Mas afinal, o que é que as lideranças femininas têm de tão diferente e por que elas são tão essenciais nos dias de hoje?

Uma pesquisa realizada por Jack Zenger e Joseph Folkman nos primeiros meses da pandemia de covid-19, e divulgada pela Harvard Business Review, revelou que as mulheres são melhores líderes em situações de crise.

Os pesquisadores cruzaram dados tanto de governantes mulheres que atuaram melhor que suas contrapartes masculinas durante o combate à pandemia quanto pesquisas em empresas e chegaram a um conjunto de características comuns presentes nas lideranças femininas.

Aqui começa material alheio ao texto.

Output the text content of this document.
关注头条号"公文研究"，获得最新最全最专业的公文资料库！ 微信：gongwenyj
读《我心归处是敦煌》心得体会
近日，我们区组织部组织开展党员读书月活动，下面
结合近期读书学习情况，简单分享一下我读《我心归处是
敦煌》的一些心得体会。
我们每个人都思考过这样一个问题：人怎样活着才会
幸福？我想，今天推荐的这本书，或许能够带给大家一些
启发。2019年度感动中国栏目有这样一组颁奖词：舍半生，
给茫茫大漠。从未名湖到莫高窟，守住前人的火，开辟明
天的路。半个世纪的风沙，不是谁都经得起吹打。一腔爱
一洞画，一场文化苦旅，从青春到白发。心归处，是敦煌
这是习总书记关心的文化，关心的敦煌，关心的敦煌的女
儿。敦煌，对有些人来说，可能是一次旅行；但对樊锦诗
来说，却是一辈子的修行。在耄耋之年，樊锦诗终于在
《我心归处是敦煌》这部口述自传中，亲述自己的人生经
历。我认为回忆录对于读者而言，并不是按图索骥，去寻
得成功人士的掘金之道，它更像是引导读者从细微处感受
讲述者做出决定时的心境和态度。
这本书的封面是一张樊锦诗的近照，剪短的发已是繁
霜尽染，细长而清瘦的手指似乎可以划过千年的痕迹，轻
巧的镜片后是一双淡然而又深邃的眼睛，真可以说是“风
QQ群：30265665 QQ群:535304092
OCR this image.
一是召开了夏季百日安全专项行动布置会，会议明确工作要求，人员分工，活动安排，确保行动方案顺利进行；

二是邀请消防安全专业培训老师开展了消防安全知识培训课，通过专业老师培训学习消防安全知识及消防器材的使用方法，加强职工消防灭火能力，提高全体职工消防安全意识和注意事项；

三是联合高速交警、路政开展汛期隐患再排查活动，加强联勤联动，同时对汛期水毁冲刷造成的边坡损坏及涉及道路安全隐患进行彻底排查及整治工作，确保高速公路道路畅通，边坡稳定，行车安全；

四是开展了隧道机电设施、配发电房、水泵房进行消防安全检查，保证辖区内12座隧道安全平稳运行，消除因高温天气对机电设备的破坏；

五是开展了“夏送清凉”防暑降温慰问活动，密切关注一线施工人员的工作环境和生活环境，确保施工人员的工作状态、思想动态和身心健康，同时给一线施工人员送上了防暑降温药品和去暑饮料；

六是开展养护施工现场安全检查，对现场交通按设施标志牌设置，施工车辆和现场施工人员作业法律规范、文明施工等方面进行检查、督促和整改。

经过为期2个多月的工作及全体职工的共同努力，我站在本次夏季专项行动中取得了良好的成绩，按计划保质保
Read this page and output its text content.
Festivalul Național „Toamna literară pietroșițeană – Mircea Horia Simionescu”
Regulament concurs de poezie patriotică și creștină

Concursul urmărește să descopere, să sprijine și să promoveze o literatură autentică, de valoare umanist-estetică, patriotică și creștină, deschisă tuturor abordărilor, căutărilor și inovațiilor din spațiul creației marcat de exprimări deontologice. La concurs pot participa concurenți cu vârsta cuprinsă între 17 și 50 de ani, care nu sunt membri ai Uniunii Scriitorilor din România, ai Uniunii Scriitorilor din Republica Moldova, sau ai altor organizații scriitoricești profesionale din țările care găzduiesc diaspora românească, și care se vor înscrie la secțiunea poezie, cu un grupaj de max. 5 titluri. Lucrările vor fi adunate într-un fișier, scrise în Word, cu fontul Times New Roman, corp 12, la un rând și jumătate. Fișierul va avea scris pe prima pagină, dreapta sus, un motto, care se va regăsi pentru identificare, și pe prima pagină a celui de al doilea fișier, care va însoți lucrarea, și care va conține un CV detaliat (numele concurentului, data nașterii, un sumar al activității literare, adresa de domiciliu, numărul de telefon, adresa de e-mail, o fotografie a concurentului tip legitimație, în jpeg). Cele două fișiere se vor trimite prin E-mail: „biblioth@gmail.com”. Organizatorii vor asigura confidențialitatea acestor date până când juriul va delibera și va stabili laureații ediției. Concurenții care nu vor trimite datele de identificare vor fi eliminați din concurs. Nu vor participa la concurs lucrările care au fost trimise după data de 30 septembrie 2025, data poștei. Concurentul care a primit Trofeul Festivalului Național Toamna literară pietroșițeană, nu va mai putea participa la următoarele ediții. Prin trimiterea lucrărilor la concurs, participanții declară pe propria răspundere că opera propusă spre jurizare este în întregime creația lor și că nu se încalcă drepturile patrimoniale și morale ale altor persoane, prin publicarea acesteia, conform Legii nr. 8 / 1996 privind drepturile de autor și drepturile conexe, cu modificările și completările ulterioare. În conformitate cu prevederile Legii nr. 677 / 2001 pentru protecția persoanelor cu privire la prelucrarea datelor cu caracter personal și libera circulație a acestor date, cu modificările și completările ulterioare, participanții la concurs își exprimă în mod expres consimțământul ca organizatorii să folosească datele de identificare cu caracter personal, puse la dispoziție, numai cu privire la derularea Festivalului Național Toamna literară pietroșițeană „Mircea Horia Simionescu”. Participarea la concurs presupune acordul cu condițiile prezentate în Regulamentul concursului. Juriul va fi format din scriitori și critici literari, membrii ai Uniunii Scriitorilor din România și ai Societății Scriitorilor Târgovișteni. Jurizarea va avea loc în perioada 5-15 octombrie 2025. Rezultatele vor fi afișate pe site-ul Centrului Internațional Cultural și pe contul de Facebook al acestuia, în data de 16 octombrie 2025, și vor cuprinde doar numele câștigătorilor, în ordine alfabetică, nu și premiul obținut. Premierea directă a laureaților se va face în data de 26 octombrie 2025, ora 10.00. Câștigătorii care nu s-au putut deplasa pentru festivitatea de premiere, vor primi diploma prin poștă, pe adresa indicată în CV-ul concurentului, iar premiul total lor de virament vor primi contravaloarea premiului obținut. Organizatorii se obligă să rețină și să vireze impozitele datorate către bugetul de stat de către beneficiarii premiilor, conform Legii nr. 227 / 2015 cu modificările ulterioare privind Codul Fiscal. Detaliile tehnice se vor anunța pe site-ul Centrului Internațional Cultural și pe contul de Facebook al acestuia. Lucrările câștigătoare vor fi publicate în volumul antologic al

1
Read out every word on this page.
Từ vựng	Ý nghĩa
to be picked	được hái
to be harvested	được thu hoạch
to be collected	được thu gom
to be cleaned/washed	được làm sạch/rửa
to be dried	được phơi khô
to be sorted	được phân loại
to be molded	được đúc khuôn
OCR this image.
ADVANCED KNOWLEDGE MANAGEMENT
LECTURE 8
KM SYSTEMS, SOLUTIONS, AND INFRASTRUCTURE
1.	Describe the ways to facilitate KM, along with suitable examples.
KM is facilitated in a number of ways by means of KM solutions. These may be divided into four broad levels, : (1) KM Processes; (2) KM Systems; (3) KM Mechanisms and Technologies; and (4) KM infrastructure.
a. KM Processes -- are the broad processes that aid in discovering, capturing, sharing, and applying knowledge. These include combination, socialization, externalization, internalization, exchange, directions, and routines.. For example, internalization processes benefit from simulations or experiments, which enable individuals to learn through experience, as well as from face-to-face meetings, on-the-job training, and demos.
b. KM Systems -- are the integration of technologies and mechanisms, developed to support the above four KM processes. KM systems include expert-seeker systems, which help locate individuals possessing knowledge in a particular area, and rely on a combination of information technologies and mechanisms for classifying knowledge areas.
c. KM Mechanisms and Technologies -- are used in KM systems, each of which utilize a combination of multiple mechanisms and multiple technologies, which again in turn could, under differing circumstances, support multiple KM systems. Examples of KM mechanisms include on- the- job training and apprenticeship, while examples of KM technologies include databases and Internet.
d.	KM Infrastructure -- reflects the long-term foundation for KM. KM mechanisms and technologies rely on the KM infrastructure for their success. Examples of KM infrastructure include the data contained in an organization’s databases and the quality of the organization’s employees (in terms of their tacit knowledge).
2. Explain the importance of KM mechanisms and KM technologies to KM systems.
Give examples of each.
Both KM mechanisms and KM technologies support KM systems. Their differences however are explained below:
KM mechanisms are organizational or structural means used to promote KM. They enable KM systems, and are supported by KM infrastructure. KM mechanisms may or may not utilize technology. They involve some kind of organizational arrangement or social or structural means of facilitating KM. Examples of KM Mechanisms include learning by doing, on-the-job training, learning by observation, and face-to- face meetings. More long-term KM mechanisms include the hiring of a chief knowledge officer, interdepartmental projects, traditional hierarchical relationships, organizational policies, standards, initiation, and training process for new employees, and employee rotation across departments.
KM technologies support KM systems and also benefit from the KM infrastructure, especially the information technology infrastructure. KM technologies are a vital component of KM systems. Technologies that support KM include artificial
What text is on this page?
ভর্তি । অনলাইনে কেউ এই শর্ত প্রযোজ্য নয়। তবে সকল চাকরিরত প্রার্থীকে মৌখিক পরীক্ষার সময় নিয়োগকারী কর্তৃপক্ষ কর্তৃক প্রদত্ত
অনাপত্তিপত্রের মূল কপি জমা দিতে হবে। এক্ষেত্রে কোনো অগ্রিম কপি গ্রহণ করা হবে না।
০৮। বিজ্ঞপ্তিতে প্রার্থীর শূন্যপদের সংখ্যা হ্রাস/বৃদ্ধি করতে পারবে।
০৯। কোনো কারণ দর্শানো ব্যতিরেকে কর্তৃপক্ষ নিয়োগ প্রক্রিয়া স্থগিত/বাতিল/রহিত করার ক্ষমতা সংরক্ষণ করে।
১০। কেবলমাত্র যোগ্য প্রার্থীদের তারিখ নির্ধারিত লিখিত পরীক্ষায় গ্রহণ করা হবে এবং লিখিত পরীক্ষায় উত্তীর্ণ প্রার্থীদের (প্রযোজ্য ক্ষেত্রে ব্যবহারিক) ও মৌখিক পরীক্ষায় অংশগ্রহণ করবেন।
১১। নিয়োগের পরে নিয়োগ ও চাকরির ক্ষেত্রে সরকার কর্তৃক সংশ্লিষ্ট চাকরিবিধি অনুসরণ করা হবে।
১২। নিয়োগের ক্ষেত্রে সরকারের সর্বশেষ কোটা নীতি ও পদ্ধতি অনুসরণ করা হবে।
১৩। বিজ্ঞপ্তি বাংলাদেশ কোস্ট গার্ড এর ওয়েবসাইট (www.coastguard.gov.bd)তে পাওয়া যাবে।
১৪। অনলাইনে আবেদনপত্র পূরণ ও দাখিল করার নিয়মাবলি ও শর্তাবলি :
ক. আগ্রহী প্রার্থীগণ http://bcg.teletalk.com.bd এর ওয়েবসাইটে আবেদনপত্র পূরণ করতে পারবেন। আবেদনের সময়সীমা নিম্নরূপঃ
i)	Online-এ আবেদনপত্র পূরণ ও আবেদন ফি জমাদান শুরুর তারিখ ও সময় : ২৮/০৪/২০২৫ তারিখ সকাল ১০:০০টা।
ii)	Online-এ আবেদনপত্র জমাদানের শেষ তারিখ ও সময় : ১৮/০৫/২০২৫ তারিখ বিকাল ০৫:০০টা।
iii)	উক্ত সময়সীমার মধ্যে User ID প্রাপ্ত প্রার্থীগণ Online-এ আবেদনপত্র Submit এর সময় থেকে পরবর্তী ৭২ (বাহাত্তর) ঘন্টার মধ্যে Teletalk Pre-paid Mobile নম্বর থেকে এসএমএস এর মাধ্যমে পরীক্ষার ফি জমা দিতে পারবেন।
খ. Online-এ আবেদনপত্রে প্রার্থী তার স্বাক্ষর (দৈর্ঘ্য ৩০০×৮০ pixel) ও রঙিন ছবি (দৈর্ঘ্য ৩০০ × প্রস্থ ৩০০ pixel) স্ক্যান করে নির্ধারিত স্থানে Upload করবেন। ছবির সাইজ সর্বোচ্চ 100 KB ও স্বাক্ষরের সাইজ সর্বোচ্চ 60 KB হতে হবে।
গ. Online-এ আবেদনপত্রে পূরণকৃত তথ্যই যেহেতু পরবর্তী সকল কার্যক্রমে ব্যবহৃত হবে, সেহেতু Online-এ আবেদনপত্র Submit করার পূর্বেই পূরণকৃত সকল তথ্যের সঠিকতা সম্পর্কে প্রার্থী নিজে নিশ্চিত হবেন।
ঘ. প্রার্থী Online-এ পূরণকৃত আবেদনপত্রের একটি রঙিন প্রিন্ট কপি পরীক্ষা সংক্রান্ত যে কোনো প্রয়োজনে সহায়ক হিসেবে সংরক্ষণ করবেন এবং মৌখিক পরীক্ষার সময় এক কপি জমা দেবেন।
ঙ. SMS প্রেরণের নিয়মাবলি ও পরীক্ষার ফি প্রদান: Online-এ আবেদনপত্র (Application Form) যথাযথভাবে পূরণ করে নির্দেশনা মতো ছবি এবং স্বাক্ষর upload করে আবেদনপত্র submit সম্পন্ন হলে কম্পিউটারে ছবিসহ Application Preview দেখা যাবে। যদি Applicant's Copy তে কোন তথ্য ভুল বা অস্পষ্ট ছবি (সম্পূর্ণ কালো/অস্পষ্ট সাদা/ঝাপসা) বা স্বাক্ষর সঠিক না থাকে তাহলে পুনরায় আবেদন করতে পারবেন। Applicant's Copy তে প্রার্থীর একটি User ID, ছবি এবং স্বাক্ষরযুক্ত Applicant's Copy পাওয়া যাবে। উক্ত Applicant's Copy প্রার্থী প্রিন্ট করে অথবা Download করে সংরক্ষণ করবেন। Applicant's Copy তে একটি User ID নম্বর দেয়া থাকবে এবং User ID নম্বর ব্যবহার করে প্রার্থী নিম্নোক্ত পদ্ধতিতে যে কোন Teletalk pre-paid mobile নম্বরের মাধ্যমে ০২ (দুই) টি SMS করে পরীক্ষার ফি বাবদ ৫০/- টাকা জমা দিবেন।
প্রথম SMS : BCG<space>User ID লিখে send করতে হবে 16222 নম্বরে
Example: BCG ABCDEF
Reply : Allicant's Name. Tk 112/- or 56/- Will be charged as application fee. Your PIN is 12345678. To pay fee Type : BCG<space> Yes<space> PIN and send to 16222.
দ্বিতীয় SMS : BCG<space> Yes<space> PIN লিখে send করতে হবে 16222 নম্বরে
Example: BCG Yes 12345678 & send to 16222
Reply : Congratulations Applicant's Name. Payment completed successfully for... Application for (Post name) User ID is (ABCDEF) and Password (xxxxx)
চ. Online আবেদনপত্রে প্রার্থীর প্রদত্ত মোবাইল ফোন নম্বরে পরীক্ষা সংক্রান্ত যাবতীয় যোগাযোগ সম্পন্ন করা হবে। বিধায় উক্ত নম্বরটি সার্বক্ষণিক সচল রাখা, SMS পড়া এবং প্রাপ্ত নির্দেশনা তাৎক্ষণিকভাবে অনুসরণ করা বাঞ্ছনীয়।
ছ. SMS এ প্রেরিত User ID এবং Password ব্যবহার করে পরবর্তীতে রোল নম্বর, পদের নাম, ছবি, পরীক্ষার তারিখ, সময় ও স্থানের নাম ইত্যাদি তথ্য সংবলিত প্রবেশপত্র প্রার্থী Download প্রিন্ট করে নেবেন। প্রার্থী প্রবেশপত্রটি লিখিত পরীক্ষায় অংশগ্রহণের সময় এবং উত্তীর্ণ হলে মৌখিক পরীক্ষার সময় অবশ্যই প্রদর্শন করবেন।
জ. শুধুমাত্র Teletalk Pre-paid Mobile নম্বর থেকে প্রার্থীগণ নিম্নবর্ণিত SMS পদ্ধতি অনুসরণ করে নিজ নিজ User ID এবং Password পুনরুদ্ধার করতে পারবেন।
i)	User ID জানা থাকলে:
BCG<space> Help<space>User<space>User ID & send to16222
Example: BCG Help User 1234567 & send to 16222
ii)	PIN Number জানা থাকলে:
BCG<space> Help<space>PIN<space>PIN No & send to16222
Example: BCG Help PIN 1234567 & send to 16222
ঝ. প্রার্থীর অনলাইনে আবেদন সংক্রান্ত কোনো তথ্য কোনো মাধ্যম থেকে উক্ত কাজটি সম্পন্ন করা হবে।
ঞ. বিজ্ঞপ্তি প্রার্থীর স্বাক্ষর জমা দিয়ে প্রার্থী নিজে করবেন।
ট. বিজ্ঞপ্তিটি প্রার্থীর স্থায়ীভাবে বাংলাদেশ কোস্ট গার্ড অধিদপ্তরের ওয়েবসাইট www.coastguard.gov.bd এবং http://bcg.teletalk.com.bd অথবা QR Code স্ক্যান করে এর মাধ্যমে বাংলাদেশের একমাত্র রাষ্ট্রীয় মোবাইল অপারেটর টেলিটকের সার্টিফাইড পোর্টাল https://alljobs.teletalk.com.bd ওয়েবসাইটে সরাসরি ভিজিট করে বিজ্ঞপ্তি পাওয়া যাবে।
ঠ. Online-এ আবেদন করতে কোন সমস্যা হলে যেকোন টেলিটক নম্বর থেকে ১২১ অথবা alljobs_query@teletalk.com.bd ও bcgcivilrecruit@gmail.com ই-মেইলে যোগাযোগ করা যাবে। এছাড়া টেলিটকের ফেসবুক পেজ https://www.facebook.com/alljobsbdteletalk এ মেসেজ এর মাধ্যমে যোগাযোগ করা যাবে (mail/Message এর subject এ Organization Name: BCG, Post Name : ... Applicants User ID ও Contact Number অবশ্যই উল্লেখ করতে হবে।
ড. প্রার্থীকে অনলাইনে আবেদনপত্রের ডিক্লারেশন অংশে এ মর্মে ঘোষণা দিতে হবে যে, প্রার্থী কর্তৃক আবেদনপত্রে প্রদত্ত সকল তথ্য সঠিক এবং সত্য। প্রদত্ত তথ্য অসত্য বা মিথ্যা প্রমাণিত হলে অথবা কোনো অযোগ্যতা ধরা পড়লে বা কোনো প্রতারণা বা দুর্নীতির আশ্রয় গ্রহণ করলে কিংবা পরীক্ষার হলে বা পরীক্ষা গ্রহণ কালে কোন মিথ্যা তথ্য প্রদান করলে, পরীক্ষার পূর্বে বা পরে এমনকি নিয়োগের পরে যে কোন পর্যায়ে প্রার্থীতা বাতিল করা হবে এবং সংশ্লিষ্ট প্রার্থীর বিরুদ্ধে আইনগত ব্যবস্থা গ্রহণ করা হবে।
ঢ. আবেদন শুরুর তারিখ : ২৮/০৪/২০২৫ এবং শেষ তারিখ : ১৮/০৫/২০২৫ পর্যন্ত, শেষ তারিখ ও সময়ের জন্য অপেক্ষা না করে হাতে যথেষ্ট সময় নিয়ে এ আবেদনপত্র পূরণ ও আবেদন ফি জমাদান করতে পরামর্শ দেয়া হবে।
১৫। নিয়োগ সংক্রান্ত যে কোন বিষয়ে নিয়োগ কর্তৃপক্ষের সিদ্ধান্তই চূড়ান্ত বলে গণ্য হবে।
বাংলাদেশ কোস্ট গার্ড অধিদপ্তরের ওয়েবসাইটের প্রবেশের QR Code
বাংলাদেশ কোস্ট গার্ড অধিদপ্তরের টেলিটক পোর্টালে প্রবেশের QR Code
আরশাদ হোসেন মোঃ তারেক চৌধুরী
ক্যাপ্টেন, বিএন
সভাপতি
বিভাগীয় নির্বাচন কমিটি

Entre essas características destacam-se:

– Líderes mulheres têm maior facilidade de comunicação e de conduzir relacionamentos, conquistando a confiança dos times e trabalhando bem em equipe

– Lideranças femininas são mais empáticas, sensíveis e atentas às emoções e o bem-estar de seus colaboradores

– Mulheres são mais afeitas a um modelo de liderança horizontal, compartilhando informações e poder, motivando e desenvolvendo melhor seus colaboradores

– Acostumadas a fazer jornada dupla e a enfrentar pressões e competição no trabalho, mulheres são mais flexíveis, aptas a encontrar soluções ágeis e otimizar o tempo

– Lideranças femininas também tendem a ser mais observadoras e atentas aos detalhes, capazes de desenvolver uma visão sistêmica dos problemas da companhia.

Dá pra entender agora por que até nos filmes de super-heróis as mulheres também estão com tudo?

Se ainda não viu Os Eternos, fica a sugestão e a inspiração para refletir sobre como um pouco mais de diversidade, na arte, na vida ou no trabalho, nunca é demais!